From the New Republic:

If Hillary Clinton gives a speech calling for withdrawal from Iraq at 4:15 in the morning, does anybody hear it? Sitting in the nearly empty Senate chamber at the exceedingly painful halfway mark of the Democrats' forced all-night debate on an amendment to start redeploying troops from Iraq, the answer is pretty clearly no. As to whether it made a sound--a metaphorical sound, that is; an impact on any wavering Republicans or a consolation to the base--that's a big no, too. The purpose of forcing a filibustering opposition to actually stay on the floor has always been to milk that tactic's Mr.-Smith-Goes-To-Washington-style high camp and theater. But thanks to the war's peculiarly nasty politics, Democrats couldn't play it up, and the thing was a flop.
And here's more from Rick Moran and Captain Ed. In hindsight, it looks like the Democrats were looking for a quorum call so that they could accuse the GOP of ducking debate, but instead Mitch McConnell rallied the Republicans and even Harry Reid didn't stick around for his own show.
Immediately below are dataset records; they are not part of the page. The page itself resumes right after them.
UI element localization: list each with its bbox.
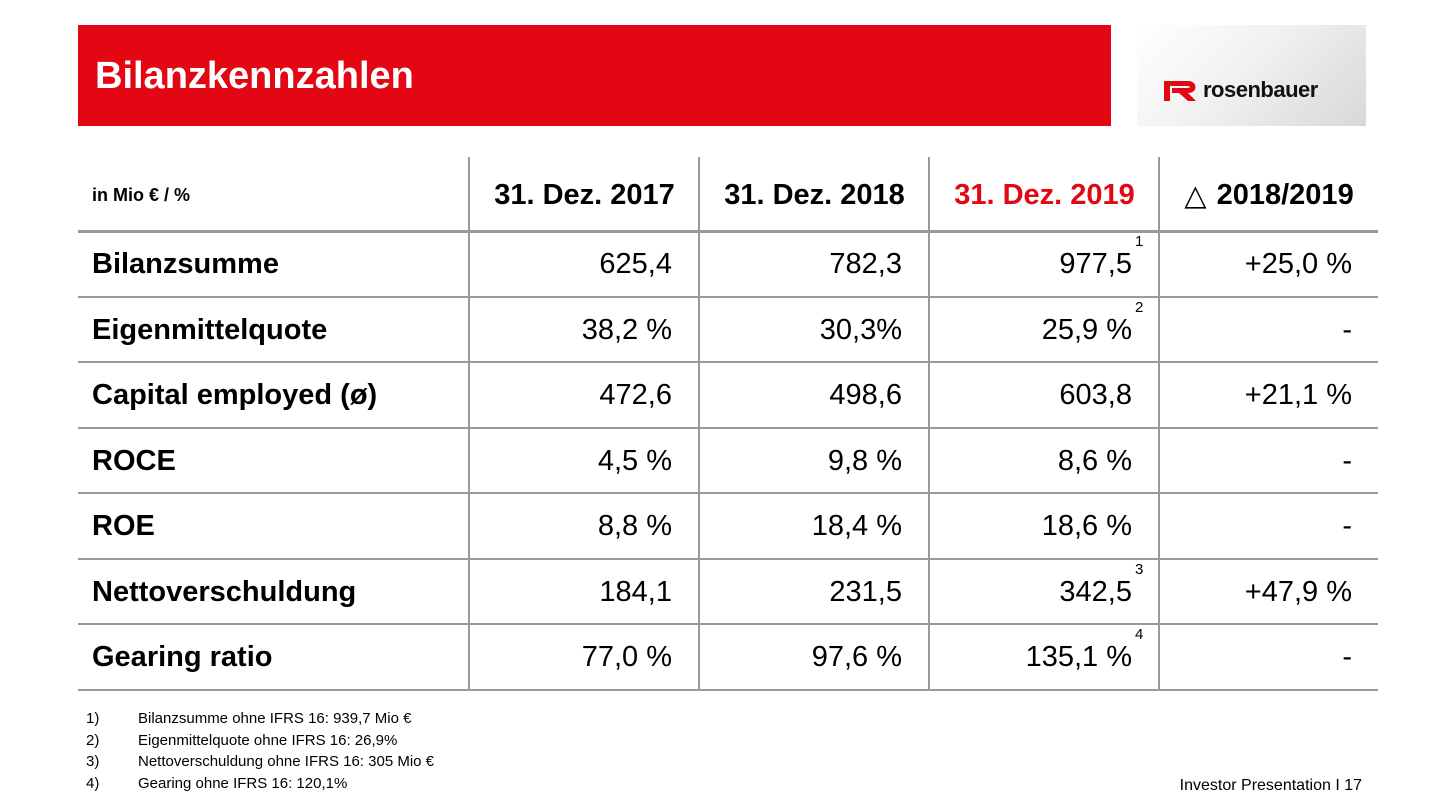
column-divider — [1158, 157, 1160, 691]
footnote-text: Gearing ohne IFRS 16: 120,1% — [138, 774, 348, 792]
cell-label: ROE — [92, 510, 155, 543]
cell-v2019: 8,6 % — [1057, 444, 1132, 477]
cell-label: Eigenmittelquote — [92, 313, 328, 346]
cell-delta: +21,1 % — [1244, 379, 1352, 412]
cell-v2019: 977,5 — [1059, 248, 1132, 281]
cell-v2018: 9,8 % — [827, 444, 902, 477]
col-header-delta-label: 2018/2019 — [1216, 178, 1354, 211]
cell-v2017: 77,0 % — [581, 641, 672, 674]
footnote-marker: 3 — [1135, 560, 1144, 578]
footnote-item: 1) Bilanzsumme ohne IFRS 16: 939,7 Mio € — [86, 710, 411, 728]
cell-v2018: 231,5 — [829, 575, 902, 608]
unit-label: in Mio € / % — [92, 184, 191, 205]
cell-v2019: 342,5 — [1059, 575, 1132, 608]
footnote-item: 4) Gearing ohne IFRS 16: 120,1% — [86, 775, 347, 793]
cell-v2018: 30,3% — [819, 313, 902, 346]
rosenbauer-r-logo-icon — [1164, 81, 1196, 101]
row-divider — [78, 492, 1378, 494]
cell-v2017: 38,2 % — [581, 313, 672, 346]
cell-v2017: 8,8 % — [597, 510, 672, 543]
col-header-2018: 31. Dez. 2018 — [724, 178, 905, 211]
col-header-delta: △ 2018/2019 — [1160, 162, 1378, 228]
cell-v2017: 4,5 % — [597, 444, 672, 477]
footnote-marker: 4 — [1135, 626, 1144, 643]
cell-v2017: 472,6 — [599, 379, 672, 412]
column-divider — [928, 157, 930, 691]
cell-delta: - — [1342, 641, 1352, 674]
cell-v2018: 782,3 — [829, 248, 902, 281]
column-divider — [468, 157, 470, 691]
company-logo: rosenbauer — [1137, 25, 1366, 126]
footnote-marker: 2 — [1135, 298, 1144, 316]
logo-wordmark: rosenbauer — [1203, 77, 1318, 102]
page-footer: Investor Presentation I 17 — [1179, 777, 1362, 794]
footnote-text: Nettoverschuldung ohne IFRS 16: 305 Mio … — [138, 753, 435, 770]
cell-label: Bilanzsumme — [92, 248, 279, 281]
cell-v2017: 184,1 — [599, 575, 672, 608]
cell-v2019: 25,9 % — [1041, 313, 1132, 346]
footnote-item: 2) Eigenmittelquote ohne IFRS 16: 26,9% — [86, 732, 397, 750]
slide-title: Bilanzkennzahlen — [95, 55, 414, 97]
row-divider — [78, 426, 1378, 429]
col-header-2019: 31. Dez. 2019 — [954, 178, 1135, 211]
footnote-item: 3) Nettoverschuldung ohne IFRS 16: 305 Mi… — [86, 753, 434, 771]
cell-delta: +25,0 % — [1244, 248, 1352, 281]
cell-label: ROCE — [92, 444, 176, 477]
cell-label: Capital employed (ø) — [92, 379, 378, 412]
cell-v2018: 18,4 % — [811, 510, 902, 543]
footnote-number: 1) — [86, 710, 100, 727]
row-divider — [78, 230, 1378, 233]
row-divider — [78, 361, 1378, 363]
footnote-number: 2) — [86, 731, 100, 749]
footnote-text: Eigenmittelquote ohne IFRS 16: 26,9% — [138, 731, 398, 749]
cell-v2019: 135,1 % — [1025, 641, 1132, 674]
row-divider — [78, 688, 1378, 691]
delta-icon: △ — [1184, 179, 1207, 212]
row-divider — [78, 295, 1378, 298]
cell-v2019: 18,6 % — [1041, 510, 1132, 543]
cell-v2018: 498,6 — [829, 379, 902, 412]
cell-v2018: 97,6 % — [811, 641, 902, 674]
cell-delta: - — [1342, 510, 1352, 543]
footnote-text: Bilanzsumme ohne IFRS 16: 939,7 Mio € — [138, 710, 412, 727]
footnote-number: 3) — [86, 753, 100, 770]
row-divider — [78, 557, 1378, 560]
cell-v2019: 603,8 — [1059, 379, 1132, 412]
title-bar: Bilanzkennzahlen — [78, 25, 1111, 126]
column-divider — [698, 157, 700, 691]
cell-delta: - — [1342, 313, 1352, 346]
col-header-2017: 31. Dez. 2017 — [494, 178, 675, 211]
cell-delta: +47,9 % — [1244, 575, 1352, 608]
cell-delta: - — [1342, 444, 1352, 477]
footnote-number: 4) — [86, 774, 100, 792]
cell-label: Nettoverschuldung — [92, 575, 357, 608]
cell-v2017: 625,4 — [599, 248, 672, 281]
footnote-marker: 1 — [1135, 233, 1144, 250]
row-divider — [78, 623, 1378, 625]
cell-label: Gearing ratio — [92, 641, 273, 674]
As predicted, Americans loved the empty grandstanding: "Americans Give Democratic Congress All-Time Low Rating."

3 comments:

Anonymous said...

It would be a serious investment of faith (and a misreading of polling history) to see good tidings for the GOP in a bad Congressional rating.

Brian said...

E,

I thought of you the moment I read this.

http://www.cato-at-liberty.org/2007/07/19/heck-why-not-just-burn-him-at-the-stake/

Anonymous said...

Forbes.com:

Such levels are significantly low for a president, and poor but less unusual for Congress... Ominously for Republicans hoping to hold the White House and recapture Congress next year, Bush's support has plunged among core GOP groups like evangelicals, and pivotal independent swing voters... Unlike the president, Congress usually has low approval ratings no matter which party is in control, and poor poll numbers have not always meant the majority party suffered on Election Day... A majority in a CNN-Opinion Research Corp. survey in late June said Democratic control of Congress was good for the country... The AP's June survey showed that compared with an AP exit poll of voters in November 2004, Bush's approval was down among swing voters. His support dropped from about half of independents to a fifth; from half to a third of Catholics; and from nearly half to a fifth of moderates... "Everything about this race will be about George Bush and the mess he left," Rep. Rahm Emanuel, D-Ill., a member of the House Democratic leadership, said about 2008. "He'll be on the ballot."